Two heads are better than one, the saying goes, but in this case a collaboration of three investigators, each specializing in a different herpesvirus, proved to be far more than the sum of its parts.
By pooling resources in virus generation and computing in two labs at the University of Florida and one at Tulane University, the team discovered similarities in how two human herpesviruses and a mouse herpesvirus create genetic changes that can cause cancer.
The team confirmed similarities in how small RNA molecules called microRNAs and another type of RNA molecule called long noncoding RNAs contribute to tumor development in all three herpesviruses. By finding these overlaps, the team revealed for the first time that human herpesvirus-encoded noncoding RNAs can be studied in a natural animal model. Previously, these studies could be done only in laboratory models because of the different ways the viruses replicate in animals and humans.
Now, the team can begin a new phase of research using human tumor samples to further study the two human herpesviruses, Kaposi’s-sarcoma associated herpesvirus, or KSHV, and the Epstein-Barr virus, or EBV. These viruses typically lie dormant, but they can cause cancers such as Kaposi’s sarcoma and lymphomas in people with immune deficiencies, including HIV.
From left to right, Rolf Renne, Ph.D., Erik Flemington, Ph.D., and Scott Tibbetts, Ph.D.
“Our original hypothesis was that we could learn so much more about the role of noncoding RNAs if we studied them in more than one virus at the same time,” said Rolf Renne, Ph.D., a professor in the UF College of Medicine’s department of molecular genetics and microbiology and associate director of basic sciences at the UF Health Cancer Center. “We showed that we can use a mouse model to learn more about the human viruses. Now, we can ask the question: ‘Is this true in humans too?’ Our ultimate goal is to find vulnerabilities of these tumors related to noncoding RNAs, which could lead to a cancer therapeutic targeting RNAs.”
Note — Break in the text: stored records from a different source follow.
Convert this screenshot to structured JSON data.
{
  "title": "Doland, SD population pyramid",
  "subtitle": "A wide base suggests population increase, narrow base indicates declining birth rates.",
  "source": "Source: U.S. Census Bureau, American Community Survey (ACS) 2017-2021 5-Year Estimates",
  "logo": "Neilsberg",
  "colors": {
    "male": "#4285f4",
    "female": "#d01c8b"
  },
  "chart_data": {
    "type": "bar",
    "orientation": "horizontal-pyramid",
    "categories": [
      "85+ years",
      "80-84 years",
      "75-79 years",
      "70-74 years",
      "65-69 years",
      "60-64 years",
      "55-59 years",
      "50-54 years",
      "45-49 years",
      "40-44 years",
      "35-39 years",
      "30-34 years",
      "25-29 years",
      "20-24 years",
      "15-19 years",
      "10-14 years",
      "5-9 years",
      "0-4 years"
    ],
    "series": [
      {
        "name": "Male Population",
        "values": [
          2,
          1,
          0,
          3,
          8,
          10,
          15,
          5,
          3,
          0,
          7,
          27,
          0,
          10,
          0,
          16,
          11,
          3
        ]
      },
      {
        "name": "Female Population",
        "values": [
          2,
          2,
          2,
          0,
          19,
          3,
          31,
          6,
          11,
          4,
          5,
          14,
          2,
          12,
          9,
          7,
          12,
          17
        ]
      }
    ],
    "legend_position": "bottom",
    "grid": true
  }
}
Renne oversees the project, which began with a $6.5 million grant from the National Cancer Institute, or NCI, in 2017. He is collaborating with Scott Tibbetts, Ph.D., an immunologist and a professor in the department of molecular genetics and microbiology at UF who studies the murine herpesvirus 68 in mice, and Erik Flemington, Ph.D., a bioinformatics expert and professor at Tulane who studies EBV.
The team’s success in the first phase led the NCI to recently renew their funding for another five years and to increase the award to $7.5 million. In the next phase, samples will be collected from a clinic at Louisiana State University that treats HIV patients who have gastric cancer, lymphoma or Kaposi’s sarcoma caused by the herpesviruses. Samples will also be collected from patients with AIDS in South Africa, where Kaposi’s sarcoma is the most common cancer in men. The team has recruited a new expert at the Cleveland Clinic to study the samples.
The structure of the NCI Program Project grant was critical to the project’s success, essentially creating a pipeline of shared resources and high-speed computing between the two universities. Internal and external oversight committees with leading experts in the field, including a Nobel Prize recipient, ensured the team’s data met the highest possible standards. Thanks to additional funding from UF, the group added a training focus, extensively involving trainees including undergraduates, graduate students and postdocs in all research hubs and hosting hands-on workshops and retreats.
“The nature of these projects is to accelerate research, and we have done that tremendously,” Renne said. “If we had stayed in our silos and done these experiments independently without the opportunity to constantly compare our data, we would not have been able to create our new hypothesis.”